A handful of drugs, such as heroin and marijuana, possess chemical structures which copy that of a neurotransmitter which naturally occurs inside the body. As a matter of fact, those drugs may “fool” the receptors, lock onto them then activate your nerve cells. But, they do not operate the same way as natural neurotransmitters, and neurons end up sending irregular messages all through the brain that may cause issues both for our brains and our bodies.
Pleasure Effect/“High” From Drugs
The majority of drugs of abuse—cocaine, nicotine, marijuana, and other ones—affect your brain’s “reward” circuit (part of your limbic system).
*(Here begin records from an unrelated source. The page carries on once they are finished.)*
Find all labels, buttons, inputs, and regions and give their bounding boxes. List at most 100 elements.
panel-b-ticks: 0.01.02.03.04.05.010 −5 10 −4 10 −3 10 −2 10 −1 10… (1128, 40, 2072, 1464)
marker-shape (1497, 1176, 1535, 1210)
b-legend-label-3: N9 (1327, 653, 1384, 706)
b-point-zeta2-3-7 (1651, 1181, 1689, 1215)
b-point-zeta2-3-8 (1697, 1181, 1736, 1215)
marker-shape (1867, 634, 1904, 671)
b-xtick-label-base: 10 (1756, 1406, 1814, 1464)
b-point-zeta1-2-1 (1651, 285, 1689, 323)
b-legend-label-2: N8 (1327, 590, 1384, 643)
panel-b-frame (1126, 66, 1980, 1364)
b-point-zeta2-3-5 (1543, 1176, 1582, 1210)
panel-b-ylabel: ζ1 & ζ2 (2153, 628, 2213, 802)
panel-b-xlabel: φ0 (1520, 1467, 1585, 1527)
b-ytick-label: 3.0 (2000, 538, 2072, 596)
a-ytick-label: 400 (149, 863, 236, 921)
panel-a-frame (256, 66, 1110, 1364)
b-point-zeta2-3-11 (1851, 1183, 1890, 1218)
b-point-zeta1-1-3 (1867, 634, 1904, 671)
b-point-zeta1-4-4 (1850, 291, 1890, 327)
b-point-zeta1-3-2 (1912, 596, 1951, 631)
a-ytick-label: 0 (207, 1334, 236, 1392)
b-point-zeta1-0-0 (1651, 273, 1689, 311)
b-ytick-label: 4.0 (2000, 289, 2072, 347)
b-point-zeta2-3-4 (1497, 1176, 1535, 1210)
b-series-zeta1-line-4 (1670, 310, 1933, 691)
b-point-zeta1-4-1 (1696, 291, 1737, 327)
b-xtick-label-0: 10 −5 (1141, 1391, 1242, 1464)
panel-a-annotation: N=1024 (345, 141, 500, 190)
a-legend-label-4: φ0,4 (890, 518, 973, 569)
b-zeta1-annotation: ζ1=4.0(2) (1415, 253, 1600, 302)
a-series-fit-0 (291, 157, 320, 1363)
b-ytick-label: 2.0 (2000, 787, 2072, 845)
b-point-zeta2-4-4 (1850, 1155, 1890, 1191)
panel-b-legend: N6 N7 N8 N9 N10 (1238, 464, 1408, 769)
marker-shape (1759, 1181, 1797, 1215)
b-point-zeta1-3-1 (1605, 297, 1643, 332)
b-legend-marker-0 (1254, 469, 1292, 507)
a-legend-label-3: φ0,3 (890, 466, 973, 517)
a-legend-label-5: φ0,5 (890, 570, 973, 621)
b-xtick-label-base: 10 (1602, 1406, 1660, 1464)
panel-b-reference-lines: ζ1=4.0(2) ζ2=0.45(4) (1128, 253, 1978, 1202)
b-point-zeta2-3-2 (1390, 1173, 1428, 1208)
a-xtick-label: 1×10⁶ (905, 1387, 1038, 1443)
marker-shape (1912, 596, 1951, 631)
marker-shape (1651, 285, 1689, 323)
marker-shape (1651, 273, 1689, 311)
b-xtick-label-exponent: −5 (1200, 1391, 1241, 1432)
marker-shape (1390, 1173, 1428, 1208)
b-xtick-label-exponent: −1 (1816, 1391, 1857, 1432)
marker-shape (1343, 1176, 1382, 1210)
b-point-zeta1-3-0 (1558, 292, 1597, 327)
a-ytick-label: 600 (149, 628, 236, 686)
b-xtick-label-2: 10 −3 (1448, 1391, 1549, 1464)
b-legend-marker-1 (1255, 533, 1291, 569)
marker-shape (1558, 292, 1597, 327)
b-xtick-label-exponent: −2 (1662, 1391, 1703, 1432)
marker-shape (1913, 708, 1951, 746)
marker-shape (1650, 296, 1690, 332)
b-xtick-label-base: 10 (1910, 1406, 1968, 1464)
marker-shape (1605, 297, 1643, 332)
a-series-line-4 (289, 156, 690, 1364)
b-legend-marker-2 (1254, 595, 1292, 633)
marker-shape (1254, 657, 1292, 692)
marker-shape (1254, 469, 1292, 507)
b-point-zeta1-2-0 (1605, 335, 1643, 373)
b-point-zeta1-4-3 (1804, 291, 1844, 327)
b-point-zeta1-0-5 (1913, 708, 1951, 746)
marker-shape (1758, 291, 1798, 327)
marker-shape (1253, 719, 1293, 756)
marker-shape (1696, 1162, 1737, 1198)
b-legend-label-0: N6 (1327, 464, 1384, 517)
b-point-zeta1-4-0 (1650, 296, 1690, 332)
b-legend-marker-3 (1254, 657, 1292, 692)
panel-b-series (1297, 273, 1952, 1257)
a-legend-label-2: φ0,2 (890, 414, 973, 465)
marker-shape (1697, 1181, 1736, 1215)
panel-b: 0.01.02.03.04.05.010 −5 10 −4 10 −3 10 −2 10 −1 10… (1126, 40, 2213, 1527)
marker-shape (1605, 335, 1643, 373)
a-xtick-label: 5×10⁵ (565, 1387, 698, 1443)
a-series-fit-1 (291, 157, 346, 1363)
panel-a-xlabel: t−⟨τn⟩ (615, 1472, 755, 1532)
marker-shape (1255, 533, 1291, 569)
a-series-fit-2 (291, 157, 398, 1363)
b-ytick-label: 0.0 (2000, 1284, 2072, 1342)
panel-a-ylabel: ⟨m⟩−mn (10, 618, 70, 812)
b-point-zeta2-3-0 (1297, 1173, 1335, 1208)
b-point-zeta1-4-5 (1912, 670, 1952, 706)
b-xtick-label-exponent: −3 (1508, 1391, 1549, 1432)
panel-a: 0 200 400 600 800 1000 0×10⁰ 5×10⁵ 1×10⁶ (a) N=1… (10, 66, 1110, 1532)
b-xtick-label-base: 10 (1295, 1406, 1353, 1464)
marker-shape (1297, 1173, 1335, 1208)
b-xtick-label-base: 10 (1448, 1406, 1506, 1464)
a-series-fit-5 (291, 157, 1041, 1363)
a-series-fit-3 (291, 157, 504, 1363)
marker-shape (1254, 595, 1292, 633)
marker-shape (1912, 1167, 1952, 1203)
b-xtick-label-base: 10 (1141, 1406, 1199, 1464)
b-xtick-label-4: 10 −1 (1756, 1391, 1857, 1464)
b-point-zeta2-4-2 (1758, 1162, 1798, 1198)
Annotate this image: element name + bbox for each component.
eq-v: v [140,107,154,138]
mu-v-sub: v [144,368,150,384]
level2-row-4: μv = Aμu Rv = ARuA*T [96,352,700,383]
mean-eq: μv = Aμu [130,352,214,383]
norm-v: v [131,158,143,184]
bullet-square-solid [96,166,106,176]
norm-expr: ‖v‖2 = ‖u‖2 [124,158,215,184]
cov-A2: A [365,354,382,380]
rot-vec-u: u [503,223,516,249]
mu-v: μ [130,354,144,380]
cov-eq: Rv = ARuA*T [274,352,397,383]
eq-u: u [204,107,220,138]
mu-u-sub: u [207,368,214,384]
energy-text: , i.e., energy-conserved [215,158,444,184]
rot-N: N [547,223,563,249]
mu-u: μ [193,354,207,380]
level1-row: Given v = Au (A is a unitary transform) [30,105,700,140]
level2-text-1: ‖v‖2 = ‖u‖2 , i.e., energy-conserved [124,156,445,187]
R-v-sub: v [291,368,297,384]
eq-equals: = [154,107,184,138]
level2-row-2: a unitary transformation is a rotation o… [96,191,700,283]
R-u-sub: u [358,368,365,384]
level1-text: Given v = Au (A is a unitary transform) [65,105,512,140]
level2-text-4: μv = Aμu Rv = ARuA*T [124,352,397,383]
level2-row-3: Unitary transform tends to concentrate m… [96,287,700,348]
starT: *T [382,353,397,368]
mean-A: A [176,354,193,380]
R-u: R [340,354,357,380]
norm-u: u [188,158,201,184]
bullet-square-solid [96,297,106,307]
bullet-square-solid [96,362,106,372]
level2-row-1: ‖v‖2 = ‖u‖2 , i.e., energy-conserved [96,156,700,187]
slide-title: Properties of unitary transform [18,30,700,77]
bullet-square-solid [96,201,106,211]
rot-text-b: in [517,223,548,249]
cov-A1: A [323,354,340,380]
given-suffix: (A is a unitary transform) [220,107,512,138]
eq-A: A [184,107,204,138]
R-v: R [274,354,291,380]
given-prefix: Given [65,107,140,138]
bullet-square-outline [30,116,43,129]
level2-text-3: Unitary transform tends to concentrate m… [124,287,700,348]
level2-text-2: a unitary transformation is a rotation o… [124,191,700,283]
Generally, this reward circuit will respond to pleasure feelings by releasing dopamine (a neurotransmitter). Dopamine leads to feelings of pleasure. Drugs will take control of the pleasure system, and cause massive quantities of dopamine to flood your system. This dopamine flood is what leads to the intense excitement or happiness or “high” (occasionally referred to as euphoria) connected with drug use.
After drug use is repeated, the brain begins adjusting to dopamine’s surges. Neurons might start reducing the amount of dopamine receptors or merely create less dopamine. The result includes less dopamine signaling inside the brain—like turning the volume down on a dopamine signal. Because a few drugs are toxic, a few neurons additionally might die. As a consequence, the capability of feeling any pleasure is decreased.